It's one o'clock and the doors at the Open Door shelter in South Norwalk, Conn. opened for lunch.
White, African-American, Latino - dozens of people, many of them regulars, briskly walked inside. They anticipated a square meal. On the menu on that day was baked ham and macaroni salad. The shelter serves three free meals a day.
Lydia Tucker, 56, was there. She actually is one of about 100 people who stays at the shelter. Before this, Tucker said she and her two children had to shuffle from hotel to hotel, never sure if they'd have enough money to pay for the charges. After securing a place for her children to sleep, Tucker herself often wound up sleeping in her car. She says the fear was ever-present.
"It was a nightmare," Tucker said. "You have to wait and see how much money you could get, and if you could get enough money to eat. You had to wrack your mind about think about how you're going to survive one day to the next," she said.
Tucker's path to homelessness was rapid and not that unusual. She lost her job driving bus, then got behind on rent and lost her apartment. She had counted on the city's anti-poverty agency Norwalk Economic Opportunity Now for help. But a bridge program that offered people two months' rental assistance dried up before Tucker could tap into it. It was one of several programs that abruptly halted because of NEON's financial troubles last year. Last year, the state Department of Social Services also put NEON on notice as an "agency in risk" and subsequently, state and federal funding was pulled. There were also staff layoffs and late salary checks. NEON filed for Chapter 7 bankruptcy protection last month, with $4 million in debts.
"When something like that happens, all the funds that were supporting [NEON] go away," said Jeanette Archer-Simons, the interim executive director of Open Door. She said the community has feared what happens if the funding did not make it back to Norwalk. "We have such a great need," she said.
The number of Norwalk residents below the poverty line is close to the statewide percentage of 10 percent, according to U.S. Census Bureau statistics from 2008-12. But of those in need, Norwalk stands out. More than 40 percent of adults in the city who stay in a shelter or in transitional housing are chronically homeless. That's according to a recent finding by the Connecticut Coalition to End Homelessness. Overall, demand for beds also shot up by nearly 30 percent in just the last year. One cause could be the sudden nature NEON shuttered its programs. Archer-Simons says that contributed to a lot of instability among the city's poor, including at a halfway house run by NEON.

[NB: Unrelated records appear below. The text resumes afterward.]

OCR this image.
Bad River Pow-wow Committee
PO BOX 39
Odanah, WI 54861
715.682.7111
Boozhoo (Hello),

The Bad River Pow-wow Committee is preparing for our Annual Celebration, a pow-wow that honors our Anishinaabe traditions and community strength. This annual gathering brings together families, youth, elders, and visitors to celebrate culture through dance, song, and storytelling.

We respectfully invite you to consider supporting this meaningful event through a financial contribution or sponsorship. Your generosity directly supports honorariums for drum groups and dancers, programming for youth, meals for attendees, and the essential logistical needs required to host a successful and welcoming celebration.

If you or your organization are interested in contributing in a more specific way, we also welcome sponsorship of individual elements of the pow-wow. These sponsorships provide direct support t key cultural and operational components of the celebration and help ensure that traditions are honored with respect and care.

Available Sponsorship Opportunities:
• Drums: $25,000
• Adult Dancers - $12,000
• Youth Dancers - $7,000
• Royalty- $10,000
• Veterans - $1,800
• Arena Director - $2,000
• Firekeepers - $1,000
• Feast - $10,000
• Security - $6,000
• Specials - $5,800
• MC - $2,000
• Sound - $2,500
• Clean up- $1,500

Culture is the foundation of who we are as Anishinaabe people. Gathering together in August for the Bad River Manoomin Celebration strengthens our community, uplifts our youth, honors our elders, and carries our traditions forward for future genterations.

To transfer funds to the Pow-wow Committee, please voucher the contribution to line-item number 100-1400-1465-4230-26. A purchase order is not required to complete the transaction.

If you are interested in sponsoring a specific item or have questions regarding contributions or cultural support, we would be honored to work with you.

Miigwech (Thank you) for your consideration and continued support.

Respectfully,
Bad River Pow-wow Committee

"Some [of those] folks went back to prison," she said. "Some folks came down to our shelter until they found other housing. And I suspect there are even more people who didn't know what to do because they didn't know where to go."
In the meantime, community non-profits like Open Door have tried to fill in the gaps in services. For example, the Norwalk Housing Authority took over the early childhood development program Head Start. Action for Bridgeport Community Development, Inc. took over NEON's energy assistance program. The Community Action Agency of Western Connecticut is now handling a case worker program for Latino communities in Norwalk and Stamford. They and others say they intend to secure the state and federal contracts to run the programs on a permanent basis, even after a new community action agency in the area is formed.
Pastor Lindsay Curtis of Grace Baptist Church in Norwalk, Conn. isn't surprised. He and Stamford pastor Tommie Jackson are laying groundwork for another community action agency, to be called Community Action Norwalk, or CAN. Curtis believes there's still a need for a centralized place for the city's social services safety net. Yet, he's aware he and Jackson, or anyone for that matter, are up against the negative perception of anti-poverty agencies that grew with NEON's demise.
"You're never going to please everyone," Curtis said. "But what we can do is to basically be transparent and say: Here's what was done and here's the repercussions. And we don't plan on making those same mistakes."
Curtis said the group plans to have a larger, more inclusive board with 21 members. All community action agencies are required to have a tripartate board comprised of elected officials, non-profit leaders and representatives from the low-income community. Curtis also said they will continue to push the State's Attorney's office for some declaration regarding allegations of financial wrongdoing by former NEON leaders.
Whether or not Curtis and Jackson's attempt to start a new agency will be successful depends on the DSS. It will make a final decision on all applications. Curtis said he expects a request for proposals to be issued in early fall.
For anti-poverty advocates, a new agency can't come soon enough.